Resolving ESXi Host Disconnects Caused by DNS Resolution Failures in vCenter Server
book
Article ID: 369229
calendar_today
Updated On:
Products
VMware vSphere ESXi
Issue/Introduction
When using vCenter Server to manage ESXi hosts, you may encounter a situation where hosts intermittently enter a "not connected" state.
This can disrupt the management of your virtual infrastructure. One common cause of this issue is DNS resolution failures between the vCenter Server and its configured DNS servers.
Environment
vCenter Server 7.0.x
vCenter Server 8.0.x
ESXi 7.0.x
ESXi 8.0.x
Cause
The primary cause of ESXi hosts intermittently disconnecting from vCenter Server is often due to unstable DNS resolution.

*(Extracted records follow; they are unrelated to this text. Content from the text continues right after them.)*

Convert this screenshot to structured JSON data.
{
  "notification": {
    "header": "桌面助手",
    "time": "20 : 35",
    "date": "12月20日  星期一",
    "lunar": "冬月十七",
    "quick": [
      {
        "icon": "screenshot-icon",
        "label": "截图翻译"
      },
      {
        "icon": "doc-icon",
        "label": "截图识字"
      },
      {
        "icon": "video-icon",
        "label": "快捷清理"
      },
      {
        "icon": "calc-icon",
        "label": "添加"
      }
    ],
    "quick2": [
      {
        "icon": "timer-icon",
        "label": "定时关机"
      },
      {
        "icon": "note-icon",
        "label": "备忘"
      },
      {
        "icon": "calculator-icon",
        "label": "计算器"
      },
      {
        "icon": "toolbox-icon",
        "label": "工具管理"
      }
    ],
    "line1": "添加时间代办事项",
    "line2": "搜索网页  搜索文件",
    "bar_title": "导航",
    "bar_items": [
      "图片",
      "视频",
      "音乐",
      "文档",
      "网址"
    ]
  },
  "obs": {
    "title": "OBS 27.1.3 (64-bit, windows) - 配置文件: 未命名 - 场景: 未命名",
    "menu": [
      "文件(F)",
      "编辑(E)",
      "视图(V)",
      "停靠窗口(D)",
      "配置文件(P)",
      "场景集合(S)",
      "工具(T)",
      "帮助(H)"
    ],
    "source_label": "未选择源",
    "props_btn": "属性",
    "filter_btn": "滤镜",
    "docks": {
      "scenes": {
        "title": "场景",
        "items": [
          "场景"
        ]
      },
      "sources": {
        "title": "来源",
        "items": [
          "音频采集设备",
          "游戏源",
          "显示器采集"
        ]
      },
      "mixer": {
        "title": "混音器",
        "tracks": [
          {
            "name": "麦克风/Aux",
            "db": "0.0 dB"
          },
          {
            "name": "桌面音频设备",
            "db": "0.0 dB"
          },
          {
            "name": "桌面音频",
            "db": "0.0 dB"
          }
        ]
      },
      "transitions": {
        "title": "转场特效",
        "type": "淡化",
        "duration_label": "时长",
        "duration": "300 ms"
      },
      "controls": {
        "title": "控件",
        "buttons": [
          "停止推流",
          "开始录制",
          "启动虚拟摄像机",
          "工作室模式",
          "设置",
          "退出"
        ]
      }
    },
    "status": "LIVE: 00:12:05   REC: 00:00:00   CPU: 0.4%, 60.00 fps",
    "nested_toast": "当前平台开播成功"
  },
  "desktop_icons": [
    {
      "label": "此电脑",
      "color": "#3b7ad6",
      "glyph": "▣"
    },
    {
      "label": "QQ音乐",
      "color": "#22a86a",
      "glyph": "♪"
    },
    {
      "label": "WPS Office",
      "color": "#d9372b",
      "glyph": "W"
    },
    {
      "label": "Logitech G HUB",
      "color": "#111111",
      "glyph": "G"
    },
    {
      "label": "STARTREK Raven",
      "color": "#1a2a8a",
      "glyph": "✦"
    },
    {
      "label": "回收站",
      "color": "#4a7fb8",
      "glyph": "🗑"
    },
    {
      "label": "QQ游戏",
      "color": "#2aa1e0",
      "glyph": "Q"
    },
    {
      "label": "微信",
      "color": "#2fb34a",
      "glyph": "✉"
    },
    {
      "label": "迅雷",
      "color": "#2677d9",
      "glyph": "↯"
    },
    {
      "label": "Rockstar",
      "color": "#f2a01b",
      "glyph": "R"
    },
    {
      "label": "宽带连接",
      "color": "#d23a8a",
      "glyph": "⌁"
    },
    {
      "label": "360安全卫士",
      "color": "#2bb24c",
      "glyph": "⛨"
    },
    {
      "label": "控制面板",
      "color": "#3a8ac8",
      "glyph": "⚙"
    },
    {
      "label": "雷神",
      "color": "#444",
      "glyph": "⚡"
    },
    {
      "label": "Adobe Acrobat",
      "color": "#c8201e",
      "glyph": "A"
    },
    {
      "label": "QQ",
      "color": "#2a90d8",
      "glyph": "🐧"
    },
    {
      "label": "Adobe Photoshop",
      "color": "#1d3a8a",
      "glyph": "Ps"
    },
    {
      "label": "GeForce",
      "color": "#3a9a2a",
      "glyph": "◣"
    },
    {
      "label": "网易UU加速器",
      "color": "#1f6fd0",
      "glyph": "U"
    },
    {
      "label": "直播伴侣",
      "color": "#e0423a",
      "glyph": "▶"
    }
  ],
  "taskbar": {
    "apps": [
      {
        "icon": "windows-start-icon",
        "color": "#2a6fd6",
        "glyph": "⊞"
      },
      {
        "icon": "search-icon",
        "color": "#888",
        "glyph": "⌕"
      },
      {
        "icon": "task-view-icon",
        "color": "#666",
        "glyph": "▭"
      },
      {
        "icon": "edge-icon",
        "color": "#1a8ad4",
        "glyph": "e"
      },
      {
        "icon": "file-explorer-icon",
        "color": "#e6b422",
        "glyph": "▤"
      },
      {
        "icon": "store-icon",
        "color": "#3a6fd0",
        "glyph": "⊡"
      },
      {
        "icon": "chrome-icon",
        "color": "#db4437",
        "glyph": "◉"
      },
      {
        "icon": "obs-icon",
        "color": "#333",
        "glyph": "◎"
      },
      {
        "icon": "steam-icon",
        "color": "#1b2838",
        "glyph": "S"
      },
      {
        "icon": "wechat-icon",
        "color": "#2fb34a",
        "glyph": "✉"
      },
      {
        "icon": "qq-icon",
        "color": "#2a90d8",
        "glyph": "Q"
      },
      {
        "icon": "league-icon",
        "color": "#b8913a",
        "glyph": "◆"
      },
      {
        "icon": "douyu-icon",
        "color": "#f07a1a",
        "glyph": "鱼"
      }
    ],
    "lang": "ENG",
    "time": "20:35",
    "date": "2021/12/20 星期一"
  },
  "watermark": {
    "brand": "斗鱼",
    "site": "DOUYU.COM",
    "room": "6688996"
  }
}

When the vCenter Server cannot consistently resolve the hostnames of the ESXi hosts, it may mark them as "not connected."
This can happen when there are issues with the network connectivity between the vCenter Server and its configured DNS servers or when the DNS servers are not responding to queries in a timely manner.
Resolution
To resolve ESXi host disconnects caused by DNS resolution failures, follow these steps:
1. Verify the DNS server settings on the vCenter Server:
Open the VAMI user interface of the vCenter Server by going to https://<vcenter_IP_or_FQDN>:5480
Login with the default administrator account administrator@<name_of_the_SSO_domain> (for example [email protected])
Open the "Networking" tab and ensure the correct DNS server IP addresses are entered:
2. Check the network connectivity between the vCenter Server and DNS servers:
Use the ping command from the vCenter Server to test reachability to the DNS server IP addresses.
If pings fail, investigate potential network issues, misconfigurations, or firewalls blocking required ports.
3. Validate DNS server health and performance:
Contact your DNS server administrators to assess the status of the DNS infrastructure.
Request a review of DNS server logs for any errors or excessive query response times.
Consider adding additional DNS servers to the vCenter Server configuration for redundancy.
4. Restart the vCenter Server services:
If DNS connectivity has been restored, restart the vCenter Server services to re-establish connections to the ESXi hosts.
5. Monitor vCenter Server logs for DNS-related errors:
Check the vCenter Server logs for any persistent DNS resolution failures.
For example, to help identify when and where DNS resolution issues are occurring on the vCenter Server in real-time, you can use the following command from the vCenter Server console:
# journalctl -b -f | grep -i "Temporary failure in name resolution"
Check the var/log/vmware/dnsmasq.log file. You may see lines similar to:
<date> dnsmasq[2084]: forwarded esxi_fqdn to DNS_SERVER_IP
<date> dnsmasq[2084]: reply esxi_fqdn is NXDOMAIN
Note: The journalctl command leverages the journalctl utility to display log messages indicating DNS lookup failures as they happen. The "-b" flag shows log entries from the current boot session, while "-f" enables real-time monitoring of new log messages. The output is then filtered using grep to display only lines containing the phrase "Temporary failure in name resolution.
By running this command during the time when issues typically occur, you can quickly spot DNS-related errors and note the specific services or components affected.
6. If needed perform packet captures for diagnosing DNS resolution issues between the vCenter Server and ESXi hosts.
By capturing network traffic on both the vCenter Server and an affected ESXi host, you can analyze the DNS query and response packets to determine if requests are reaching the DNS servers and if the responses are being returned successfully.
When setting up packet captures, filter for UDP port 53 traffic between the relevant devices and the DNS servers.
Let the captures run during a period when the DNS resolution issues are actively occurring, then review the collected data using a packet analysis tool such as Wireshark.
Look for signs of unanswered DNS queries, retransmissions, or error responses that could indicate problems with network connectivity or DNS server configuration.
If errors continue, work with your network and DNS teams to further troubleshoot the issue.